Your SPL addition is incorrect. Wire 2 drivers in parallel and impedance is halved while SPL gain is +6dB. Wire 2 drivers in series and impedance is doubled while SPL gain is 0dB. Net gain then with 4 Anarchies is +6dB, so 91dB total sensitivity, while impedance stays at 8ohm.

But you still have to account for the baffle step loss. With a 8.5 or 9" wide speaker, that means that at about 500Hz the FR will start dropping as frequency decreases until it flattens out again about 4 to 6dB lower, sort of depending on speaker placement relative to walls. I would probably model your speakers at their full 6dB loss to start, so that would set your speaker sensitivity back to about 85dB. But as I said before, with a passive xo you can still adjust this level once you get the speakers set up in your room. And don't worry about that 85dB sensitivity vs 92dB for the S8 - it'll be fine. You're hitting 110dB with only 30 W per driver and you have 500W available per side.

Ported vs transmission line? I don't know anything about TL's so someone else will have to chime in there. Not sure how easily it works with 4 drivers and whether or not it would require a lot more internal volume to reach the same F3. I think you're already low enough just going with the ports.
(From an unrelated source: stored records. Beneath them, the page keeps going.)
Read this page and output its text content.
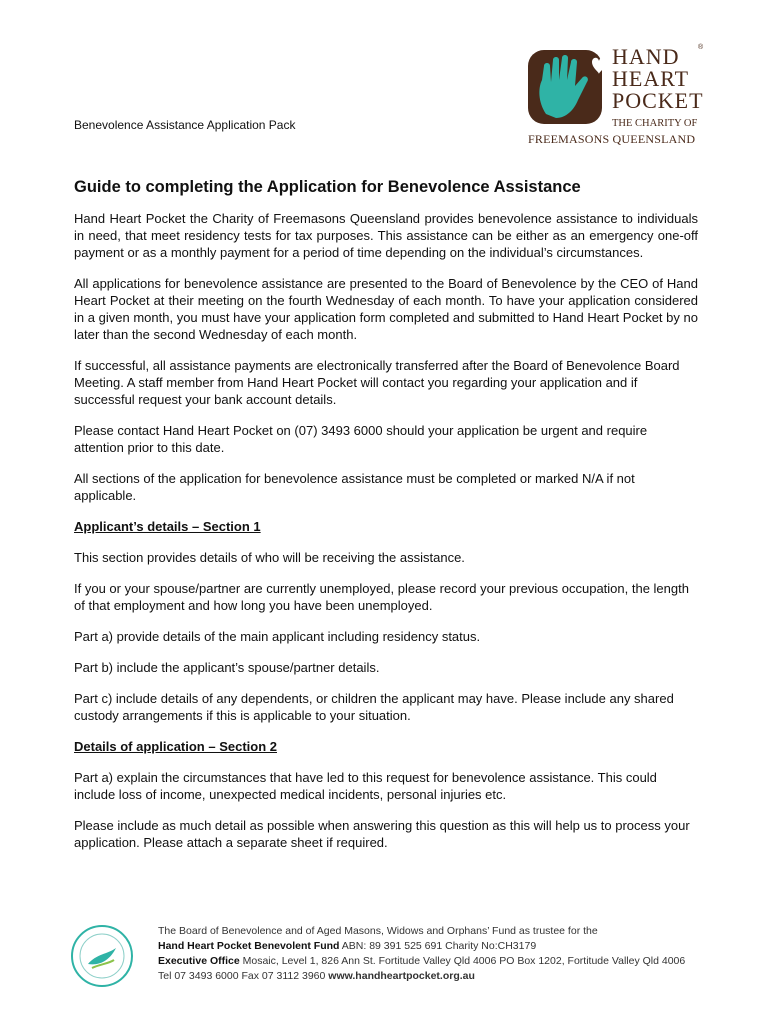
Benevolence Assistance Application Pack
HAND	®
HEART
POCKET
THE CHARITY OF
FREEMASONS QUEENSLAND
Guide to completing the Application for Benevolence Assistance

Hand Heart Pocket the Charity of Freemasons Queensland provides benevolence assistance to individuals in need, that meet residency tests for tax purposes. This assistance can be either as an emergency one-off payment or as a monthly payment for a period of time depending on the individual’s circumstances.

All applications for benevolence assistance are presented to the Board of Benevolence by the CEO of Hand Heart Pocket at their meeting on the fourth Wednesday of each month. To have your application considered in a given month, you must have your application form completed and submitted to Hand Heart Pocket by no later than the second Wednesday of each month.

If successful, all assistance payments are electronically transferred after the Board of Benevolence Board Meeting. A staff member from Hand Heart Pocket will contact you regarding your application and if successful request your bank account details.

Please contact Hand Heart Pocket on (07) 3493 6000 should your application be urgent and require attention prior to this date.

All sections of the application for benevolence assistance must be completed or marked N/A if not applicable.

Applicant’s details – Section 1

This section provides details of who will be receiving the assistance.

If you or your spouse/partner are currently unemployed, please record your previous occupation, the length of that employment and how long you have been unemployed.

Part a) provide details of the main applicant including residency status.

Part b) include the applicant’s spouse/partner details.

Part c) include details of any dependents, or children the applicant may have. Please include any shared custody arrangements if this is applicable to your situation.

Details of application – Section 2

Part a) explain the circumstances that have led to this request for benevolence assistance. This could include loss of income, unexpected medical incidents, personal injuries etc.

Please include as much detail as possible when answering this question as this will help us to process your application. Please attach a separate sheet if required.

The Board of Benevolence and of Aged Masons, Widows and Orphans’ Fund as trustee for the
Hand Heart Pocket Benevolent Fund ABN: 89 391 525 691 Charity No:CH3179
Executive Office Mosaic, Level 1, 826 Ann St. Fortitude Valley Qld 4006 PO Box 1202, Fortitude Valley Qld 4006
Tel 07 3493 6000 Fax 07 3112 3960 www.handheartpocket.org.au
Yes a curved cabinet is more difficult to build but it has certain advantages, not the least of which is that I think they look better. There are basically 3 ways to build them:
- kerf a thick piece of wood and then bend it, like this Ekta-
- laminate several panels of thinner wood to the desired curve, Anarchy/Dayton TM build
- do a translam, vertically glueing multiple layers preferably with baltic birch or it's equivalent http://www.htguide.com/forum/showthr...K2-in-Translam

Your success with any of these will depend on your skill level but there is all kinds of info out there so do some more reading first. Or maybe someone else can provide some build links? The translams make very effective cabinets but can be very wasteful of material depending on how you do it, so therefore expensive, and if you diy, very time consuming especially for a tall floor-standing cabinet. But they're actually not that difficult. A router table is an absolute necessity and a drill press really helps. Actually they also make nice looking and very solid baffles - If your gonna go.... . I used this method on my build and I've since grown a little tired of the look tho. So perhaps veneer it?

If you stick more or less with the very mild curved lines of the S8, I was thinking that a combination of 1 x 3/4" kerfed plywood with the kerfs filled with epoxy resin plus another 2 or 3 layers of 1/4" hardboard well braced would provide you with an excellent cabinet. Depending on the profile you want on the top piece, you might want to do that in a translam. Then veneer everything. But really, you can choose any shape you want. A curved radius at the front corners does help to improve the sound. I wouldn't suggest a curved front baffle unless you can measure your speaker before making the xo because the sort of mini waveguide-like driver openings that result will change the FR a little from the simulation. Not enough of an advantage for you either I don't think.

Make some drawings. See what you like. And then we can tweek it 'til you're satisfied.

And I don't know what the deal is at all with the supply of the Anarchies. For a full HT system btw, I would use 2 of them in the CC and just 1 in each of the surrounds unless of course you have so much room that you want to put bigger ones in the rear.